Проблески ясности
Шрифт:
Когда они вошли в зал, то его убранство показалось более привычным для такого рода мест. Почти новые цветные кресла, большая сцена, над ним бардового цвета ширма, укрывающая всю полусферу, сносное освещение, и внутри привычные господа, но не без уличного сброда. Когда они вошли и сели в седьмой ряд с краю, зал оказался занят чуть более, чем на половину, но в следующие полчаса помещение забилось битком и перед самым началом пустых мест уже не осталось, а иные и вовсе стояли в проходах и нависали на опорных конструкциях позади зала; кто-то норовил даже проникнуть в зал с крыши.
– Когда же начало?
– Номинально через 5 минут, – взглянув на часы Говард, но на деле все уже давно идет, просто попробуйте почувствовать. Посмотрите на этих людей, видите что-нибудь?

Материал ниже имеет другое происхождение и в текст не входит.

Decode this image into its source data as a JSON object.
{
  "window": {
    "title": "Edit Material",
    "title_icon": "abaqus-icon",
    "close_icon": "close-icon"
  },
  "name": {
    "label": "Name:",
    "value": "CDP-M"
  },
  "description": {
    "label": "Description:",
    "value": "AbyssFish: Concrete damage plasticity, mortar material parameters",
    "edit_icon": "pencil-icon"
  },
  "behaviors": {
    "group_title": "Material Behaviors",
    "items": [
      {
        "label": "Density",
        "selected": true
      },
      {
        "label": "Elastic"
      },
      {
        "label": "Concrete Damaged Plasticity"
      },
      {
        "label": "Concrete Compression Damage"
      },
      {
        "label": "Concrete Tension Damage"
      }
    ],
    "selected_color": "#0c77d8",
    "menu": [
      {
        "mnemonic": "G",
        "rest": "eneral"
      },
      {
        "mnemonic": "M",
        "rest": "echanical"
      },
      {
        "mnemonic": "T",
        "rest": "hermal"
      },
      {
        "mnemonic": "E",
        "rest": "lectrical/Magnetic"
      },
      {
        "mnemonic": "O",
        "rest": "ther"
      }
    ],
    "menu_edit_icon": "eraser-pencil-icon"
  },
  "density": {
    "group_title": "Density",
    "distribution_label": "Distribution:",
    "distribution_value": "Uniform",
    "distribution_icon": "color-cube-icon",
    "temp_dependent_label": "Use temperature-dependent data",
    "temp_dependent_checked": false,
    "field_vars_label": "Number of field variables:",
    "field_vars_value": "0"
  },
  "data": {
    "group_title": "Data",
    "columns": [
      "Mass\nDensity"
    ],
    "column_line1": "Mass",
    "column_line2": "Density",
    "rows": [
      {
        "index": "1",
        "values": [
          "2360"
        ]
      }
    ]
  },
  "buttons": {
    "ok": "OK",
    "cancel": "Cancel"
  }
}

– Абсолютно ничего, здесь теперь темно, да и что мне в них различать, люди как люди.
– Вы правы, но кто они? Где работают? Здесь все самые
В зале почти погас свет и за сценой послышались голоса: тихие, громкие, низкие и высокие, больные и бодрые; вопли сумасшедших и хрипы умирающих, они сливались в единый стон или смех. Застучали барабаны, и затянулся вой трубы, ударили тарелки, визгнула скрипка, и буркнул контрабас. Послышались шорохи, началось шевеление, шторы лихо раздвоились, из-за нее вылез какой-то обычный человек и объявил что-то вроде приветствия, после он исчез, и ширма начал раздвигаться, обнажая сцену. Тодд откинулся в кресле, пусть и напряженно и зажато, и предался осторожному созерцанию. Представление началось.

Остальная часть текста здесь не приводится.